NCCA President, Bishop Philip Huggins shares his summary and reflections on the recent briefing he attended as part of the Multifaith Advisory Group to the Victorian Premier and his Department. The briefing was given from the Public Incident Management Team through the Occupational Physician, Dr. John Parkes.

Here is a summary of key points, with some reflections:

  • To prevent the spread of the virus we have to try to keep people separate. Hence the various restrictions that are in place.
  • A noticed risk is “innocent socialisation”. People may stay separate inside a building and be careful not to share facilities, but some relax that discipline when they are outside. Whilst this is understandable in some circumstances, say amongst mourners after a funeral or amongst energetic youngsters, the consequences are the same.
  • We can’t see too far ahead. We do not know if elimination is possible. We do not know how close to this we can get. We do not know, yet, when restrictions can be safely eased, including both national and international border restrictions. What we do know is that, this side of a universal vaccine, 'safe distancing', masks and team work together will remain crucial.
  • Dr Parkes, a person of faith, therefore asked us to pray for the people in the Department of Health (who need wisdom for these uncharted waters). He asked us to pray that our community will work graciously, selflessly and cooperatively together (therefore, with forbearance and a readiness to forgive). He especially asked us to pray for our beloved, elderly people. He emphasised their vulnerability in public spaces if people are not 'safe distancing' but yet their need for company and warmth.
  • These prayer requests capture our “Here and Looking Ahead”. On the one hand, the necessity to keep safe distancing is vivid. The WHO reports this week the highest number of daily new cases of COVID-19 infection. In many places the virus is rampant. In the best of places it is barely contained. In “the world's richest country",  because of abysmal national leadership, the deaths are over 170,000 and climbing, whilst even the safety precaution of a mask is made into an ideological dispute. On the other hand, we are trying to hold together a way of life that has been nurtured over many generations. Hence, to prevent economic and social disintegration and to keep giving people a sense of hopeful belonging, governments as well as agencies and organisations are taking on debt or utilising reserves. The premise being that “things will return to normal, more or less", before this strategy becomes unsustainable.

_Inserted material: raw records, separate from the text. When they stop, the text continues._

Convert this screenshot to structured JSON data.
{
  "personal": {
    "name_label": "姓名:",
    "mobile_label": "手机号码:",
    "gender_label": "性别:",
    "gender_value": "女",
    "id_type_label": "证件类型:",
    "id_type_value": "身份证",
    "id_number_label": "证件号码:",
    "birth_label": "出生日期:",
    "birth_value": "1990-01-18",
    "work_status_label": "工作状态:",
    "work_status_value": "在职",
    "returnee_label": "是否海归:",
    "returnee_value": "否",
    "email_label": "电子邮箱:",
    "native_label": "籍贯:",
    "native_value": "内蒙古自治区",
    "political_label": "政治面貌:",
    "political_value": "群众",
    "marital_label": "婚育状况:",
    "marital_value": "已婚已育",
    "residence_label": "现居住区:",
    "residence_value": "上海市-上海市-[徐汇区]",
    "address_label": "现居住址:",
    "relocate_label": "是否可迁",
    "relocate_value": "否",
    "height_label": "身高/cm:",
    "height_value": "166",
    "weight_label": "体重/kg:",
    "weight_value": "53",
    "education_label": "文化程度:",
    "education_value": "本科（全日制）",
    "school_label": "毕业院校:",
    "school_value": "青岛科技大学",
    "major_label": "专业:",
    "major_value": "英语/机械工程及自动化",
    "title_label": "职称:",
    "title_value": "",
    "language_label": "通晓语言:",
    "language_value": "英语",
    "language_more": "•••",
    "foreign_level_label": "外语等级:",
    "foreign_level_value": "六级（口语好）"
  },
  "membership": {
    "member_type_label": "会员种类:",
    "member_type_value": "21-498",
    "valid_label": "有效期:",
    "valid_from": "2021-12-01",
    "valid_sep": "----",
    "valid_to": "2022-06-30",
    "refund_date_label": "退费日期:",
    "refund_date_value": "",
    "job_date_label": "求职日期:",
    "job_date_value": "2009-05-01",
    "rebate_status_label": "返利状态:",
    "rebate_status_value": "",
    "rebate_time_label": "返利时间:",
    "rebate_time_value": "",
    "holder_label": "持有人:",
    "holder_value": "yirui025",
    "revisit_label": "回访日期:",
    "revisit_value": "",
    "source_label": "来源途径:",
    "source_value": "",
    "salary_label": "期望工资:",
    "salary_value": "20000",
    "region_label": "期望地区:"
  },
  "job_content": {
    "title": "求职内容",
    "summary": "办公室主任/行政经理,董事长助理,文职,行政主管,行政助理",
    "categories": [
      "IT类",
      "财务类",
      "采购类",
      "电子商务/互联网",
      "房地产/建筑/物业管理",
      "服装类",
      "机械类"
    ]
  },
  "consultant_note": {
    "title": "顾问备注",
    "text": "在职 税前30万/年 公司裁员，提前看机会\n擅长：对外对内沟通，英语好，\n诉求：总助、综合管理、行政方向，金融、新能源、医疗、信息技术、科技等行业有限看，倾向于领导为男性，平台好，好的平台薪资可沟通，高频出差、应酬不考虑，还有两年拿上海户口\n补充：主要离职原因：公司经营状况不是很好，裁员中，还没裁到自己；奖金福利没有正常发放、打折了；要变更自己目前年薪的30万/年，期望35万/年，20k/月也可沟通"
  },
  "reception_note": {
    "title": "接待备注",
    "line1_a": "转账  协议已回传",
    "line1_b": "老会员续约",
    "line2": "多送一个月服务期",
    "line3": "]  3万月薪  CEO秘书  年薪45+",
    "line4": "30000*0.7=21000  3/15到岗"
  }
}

  • "Here and looking ahead", our challenge is holding together the best advice of our Public Health experts, with our way of life as it is embodied in our various places of belonging. As Dr Parkes asked us to pray, this will be easier if we all practice "the golden rule" and work together in a kindly, forbearing and ennobling manner. I have heard it said that this is Australia’s moment to be a “continent of compassion”. That is a destiny worth embracing both in public policy and in a personal discipline to never, under any circumstances, do to others what we would not want done to ourselves.
  • Our Multifaith Advisory Group meeting with Dr Parkes was in this spirit and therefore of profound encouragement at this complex time.